無理もない。せっかく見つけた食糧を無駄にしたと思っているんだ。犬たちも傷つかず、誰も傷つかなかった。でも、それは彼には通用しないようだ。あくまで人間中心の考え方。学校の『歴史と霊長類の生存哲学』という授業で習った通りだ。人間はか弱い。か弱いからこそ武器を取って異端者を群れから排除することで安心を得ようとする。

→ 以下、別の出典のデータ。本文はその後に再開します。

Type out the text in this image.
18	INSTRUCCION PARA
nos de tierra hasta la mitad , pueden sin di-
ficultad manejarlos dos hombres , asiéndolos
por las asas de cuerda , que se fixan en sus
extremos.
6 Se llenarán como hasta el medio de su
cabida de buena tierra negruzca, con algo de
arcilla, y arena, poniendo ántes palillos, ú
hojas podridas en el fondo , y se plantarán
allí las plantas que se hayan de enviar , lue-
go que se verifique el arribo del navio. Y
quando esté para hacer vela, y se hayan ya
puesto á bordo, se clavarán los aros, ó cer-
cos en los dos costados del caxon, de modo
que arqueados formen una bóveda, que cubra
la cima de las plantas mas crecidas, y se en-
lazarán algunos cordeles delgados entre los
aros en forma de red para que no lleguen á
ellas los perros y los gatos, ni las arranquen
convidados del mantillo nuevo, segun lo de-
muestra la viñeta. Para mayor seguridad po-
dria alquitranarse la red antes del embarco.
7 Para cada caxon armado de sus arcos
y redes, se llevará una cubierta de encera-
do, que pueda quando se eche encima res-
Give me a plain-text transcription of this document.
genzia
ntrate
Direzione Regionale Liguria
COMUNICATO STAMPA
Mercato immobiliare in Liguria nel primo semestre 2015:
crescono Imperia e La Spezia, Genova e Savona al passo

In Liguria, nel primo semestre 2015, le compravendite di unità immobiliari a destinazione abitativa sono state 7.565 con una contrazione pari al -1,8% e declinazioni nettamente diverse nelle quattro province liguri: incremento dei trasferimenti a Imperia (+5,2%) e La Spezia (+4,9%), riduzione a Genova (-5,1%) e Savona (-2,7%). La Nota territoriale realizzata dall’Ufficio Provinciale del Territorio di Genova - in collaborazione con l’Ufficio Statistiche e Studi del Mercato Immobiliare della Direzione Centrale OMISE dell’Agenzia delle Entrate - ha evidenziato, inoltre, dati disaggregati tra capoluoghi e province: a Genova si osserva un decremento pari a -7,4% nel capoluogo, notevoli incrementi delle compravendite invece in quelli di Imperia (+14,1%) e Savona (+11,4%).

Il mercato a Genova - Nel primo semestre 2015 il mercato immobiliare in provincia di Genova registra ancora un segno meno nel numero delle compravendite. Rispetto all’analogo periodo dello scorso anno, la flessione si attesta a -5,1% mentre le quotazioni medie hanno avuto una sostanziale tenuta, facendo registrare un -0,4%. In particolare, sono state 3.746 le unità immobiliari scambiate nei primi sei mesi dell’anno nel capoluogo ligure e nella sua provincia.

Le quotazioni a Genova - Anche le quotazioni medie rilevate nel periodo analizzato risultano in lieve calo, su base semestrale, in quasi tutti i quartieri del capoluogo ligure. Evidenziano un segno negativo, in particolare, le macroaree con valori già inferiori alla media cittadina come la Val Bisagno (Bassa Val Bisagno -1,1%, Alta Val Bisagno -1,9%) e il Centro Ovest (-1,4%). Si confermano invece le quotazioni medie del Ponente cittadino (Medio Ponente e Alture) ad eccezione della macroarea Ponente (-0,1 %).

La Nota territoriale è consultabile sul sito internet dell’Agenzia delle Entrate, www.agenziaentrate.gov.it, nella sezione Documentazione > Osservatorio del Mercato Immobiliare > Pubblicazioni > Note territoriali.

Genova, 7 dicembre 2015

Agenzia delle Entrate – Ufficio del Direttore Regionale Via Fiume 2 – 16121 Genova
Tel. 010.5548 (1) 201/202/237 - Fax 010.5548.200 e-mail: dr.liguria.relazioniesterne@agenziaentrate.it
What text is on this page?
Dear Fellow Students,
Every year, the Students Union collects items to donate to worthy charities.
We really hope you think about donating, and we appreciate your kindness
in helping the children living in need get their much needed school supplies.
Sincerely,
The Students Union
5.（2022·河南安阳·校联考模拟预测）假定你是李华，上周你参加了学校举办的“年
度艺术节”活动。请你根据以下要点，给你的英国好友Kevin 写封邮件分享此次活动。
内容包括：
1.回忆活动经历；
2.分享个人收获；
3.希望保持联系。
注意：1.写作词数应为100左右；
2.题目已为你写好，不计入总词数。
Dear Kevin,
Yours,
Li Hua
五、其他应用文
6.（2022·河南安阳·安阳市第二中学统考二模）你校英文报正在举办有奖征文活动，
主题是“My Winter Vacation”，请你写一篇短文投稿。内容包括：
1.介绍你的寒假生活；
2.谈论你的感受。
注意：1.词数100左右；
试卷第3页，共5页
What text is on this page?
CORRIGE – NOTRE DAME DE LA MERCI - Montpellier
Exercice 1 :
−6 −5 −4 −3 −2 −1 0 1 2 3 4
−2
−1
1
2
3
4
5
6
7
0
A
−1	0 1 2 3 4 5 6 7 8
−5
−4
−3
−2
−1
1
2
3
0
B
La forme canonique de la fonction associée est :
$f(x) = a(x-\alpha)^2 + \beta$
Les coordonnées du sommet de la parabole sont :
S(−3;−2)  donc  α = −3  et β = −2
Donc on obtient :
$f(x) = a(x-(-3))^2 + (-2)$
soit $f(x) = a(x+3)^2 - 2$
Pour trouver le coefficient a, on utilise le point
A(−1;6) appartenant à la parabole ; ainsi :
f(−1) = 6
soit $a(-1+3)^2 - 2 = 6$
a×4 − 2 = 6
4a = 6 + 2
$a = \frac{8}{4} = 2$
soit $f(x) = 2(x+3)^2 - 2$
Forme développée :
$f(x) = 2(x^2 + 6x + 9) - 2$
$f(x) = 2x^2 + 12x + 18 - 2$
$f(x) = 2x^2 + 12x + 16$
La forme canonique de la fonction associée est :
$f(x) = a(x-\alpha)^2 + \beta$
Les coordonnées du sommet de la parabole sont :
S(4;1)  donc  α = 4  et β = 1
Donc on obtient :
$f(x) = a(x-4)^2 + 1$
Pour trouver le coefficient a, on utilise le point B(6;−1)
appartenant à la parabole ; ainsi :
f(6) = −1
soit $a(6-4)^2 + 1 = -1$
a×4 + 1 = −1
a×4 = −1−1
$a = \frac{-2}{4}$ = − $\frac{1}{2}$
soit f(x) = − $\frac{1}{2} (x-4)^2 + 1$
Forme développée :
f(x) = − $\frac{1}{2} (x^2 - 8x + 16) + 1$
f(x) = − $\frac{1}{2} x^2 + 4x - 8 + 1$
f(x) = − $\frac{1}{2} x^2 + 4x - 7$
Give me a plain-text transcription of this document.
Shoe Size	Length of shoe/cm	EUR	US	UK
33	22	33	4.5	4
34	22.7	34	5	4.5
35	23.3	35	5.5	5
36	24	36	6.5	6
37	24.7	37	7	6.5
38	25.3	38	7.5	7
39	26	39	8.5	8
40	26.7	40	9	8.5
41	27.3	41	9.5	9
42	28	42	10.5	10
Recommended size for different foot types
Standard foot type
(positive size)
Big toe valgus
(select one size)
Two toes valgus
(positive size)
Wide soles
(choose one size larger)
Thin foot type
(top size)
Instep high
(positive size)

そして、か弱さゆえに、より多くの同類を求め、社会と文明を作り上げてきた。
だから……。
「怒って悪かった」彼は突然立ち止まると、わたしに顔を向けた。「そもそも君が助けてくれなかったら、ぼくは今ごろどうなっていたか……だから、もう犬に大切な食料をやるなんてことは、やめてくれよ」
……だから人間は、ほんとは寂しがり屋で怖がりなんだと、わたしは思う。
納得するわたしを見て、はにかんでキャンディーバーを頬張る彼は、やっぱり可愛い。